Una lezione dalla crisi: ecco l’economia del fare

19/12/2013

Economia



Viviamo nella cosiddetta “era della conoscenza”, i cui assiomi sono: gli investimenti in produzione e trasmissione di informazioni crescono costantemente; i costi di fruizione delle informazioni stesse diminuiscono per le continue innovazioni tecnologiche. Il risultato è che abbiamo accesso a una quantità di dati e notizie inimmaginabile sino a pochi anni fa.

Il rovescio della medaglia è che troppe informazioni possono significare nessuna informazione, quindi nessuna decisione. Di fronte a un numero troppo elevato di variabili, diventa impossibile effettuare una scelta per chi vuole analizzarle tutte. Persino nei calcolatori più sofisticati il sovraccarico di dati provoca il crash down. E’ la cosiddetta paralysis by analysis. 

Chi fa impresa non può permetterselo. In un mondo in cui la velocità è diventata un fattore decisivo, aspettare di avere il quadro sotto controllo prima di passare all’execution può essere fatale. Pensiamo al 2008, quando è diventata conclamata una crisi sino ad allora latente. Tanti si sono fermati per osservare, analizzare, aspettare che passasse la tempesta perfetta. Ma la tempesta perfetta, purtroppo, non è passata.

Altri hanno cercato di trovare una via per mettersi al sicuro, posizionandosi in un luogo diverso da quello occupato sino ad allora.
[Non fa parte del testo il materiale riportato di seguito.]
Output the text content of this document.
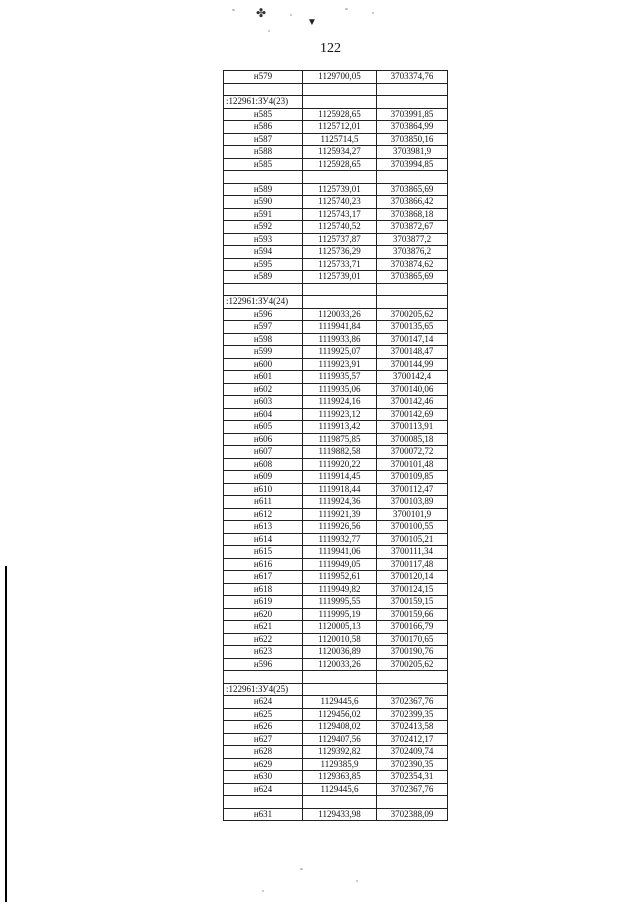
✤
▼
122
н579	1129700,05	3703374,76

:122961:ЗУ4(23)		
н585	1125928,65	3703991,85
н586	1125712,01	3703864,99
н587	1125714,5	3703850,16
н588	1125934,27	3703981,9
н585	1125928,65	3703994,85

н589	1125739,01	3703865,69
н590	1125740,23	3703866,42
н591	1125743,17	3703868,18
н592	1125740,52	3703872,67
н593	1125737,87	3703877,2
н594	1125736,29	3703876,2
н595	1125733,71	3703874,62
н589	1125739,01	3703865,69

:122961:ЗУ4(24)		
н596	1120033,26	3700205,62
н597	1119941,84	3700135,65
н598	1119933,86	3700147,14
н599	1119925,07	3700148,47
н600	1119923,91	3700144,99
н601	1119935,57	3700142,4
н602	1119935,06	3700140,06
н603	1119924,16	3700142,46
н604	1119923,12	3700142,69
н605	1119913,42	3700113,91
н606	1119875,85	3700085,18
н607	1119882,58	3700072,72
н608	1119920,22	3700101,48
н609	1119914,45	3700109,85
н610	1119918,44	3700112,47
н611	1119924,36	3700103,89
н612	1119921,39	3700101,9
н613	1119926,56	3700100,55
н614	1119932,77	3700105,21
н615	1119941,06	3700111,34
н616	1119949,05	3700117,48
н617	1119952,61	3700120,14
н618	1119949,82	3700124,15
н619	1119995,55	3700159,15
н620	1119995,19	3700159,66
н621	1120005,13	3700166,79
н622	1120010,58	3700170,65
н623	1120036,89	3700190,76
н596	1120033,26	3700205,62

:122961:ЗУ4(25)		
н624	1129445,6	3702367,76
н625	1129456,02	3702399,35
н626	1129408,02	3702413,58
н627	1129407,56	3702412,17
н628	1129392,82	3702409,74
н629	1129385,9	3702390,35
н630	1129363,85	3702354,31
н624	1129445,6	3702367,76

н631	1129433,98	3702388,09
Sono state le aziende che, nonostante lo scenario fosse incerto, hanno agito, hanno fatto. E sono sopravvissute. Anzi, hanno ripreso a crescere. La lezione inesorabile della crisi è proprio questa: chi non ha fatto, si è perso.

Una lezione che avevo già fatto mia grazie al private equity. Nei 21 anni di storia di 21, Investimenti siamo entrati nel capitale e nella vita di decine di aziende. Portare discontinuità è diventata la base del mio modo di affrontare le sfide. L’analisi è fondamentale, certo. Ma è soprattutto attraverso il fare che si diventa detonatori dei cambiamenti. La comprensione razionale non basta, a guidare le scelte deve contribuire una miscela di fattori tra cui il coraggio, l’istinto, l’ascolto degli altri e l’attenzione. In breve, l’emotional intelligence di cui parlava Daniel Goleman che è dote indispensabile di ogni imprenditore.

Secondo Jeremy Rifkin e altri autorevoli economisti, l’economia della conoscenza è la terza rivoluzione industriale. Forse la quarta sarà proprio una nuova “economia del fare”.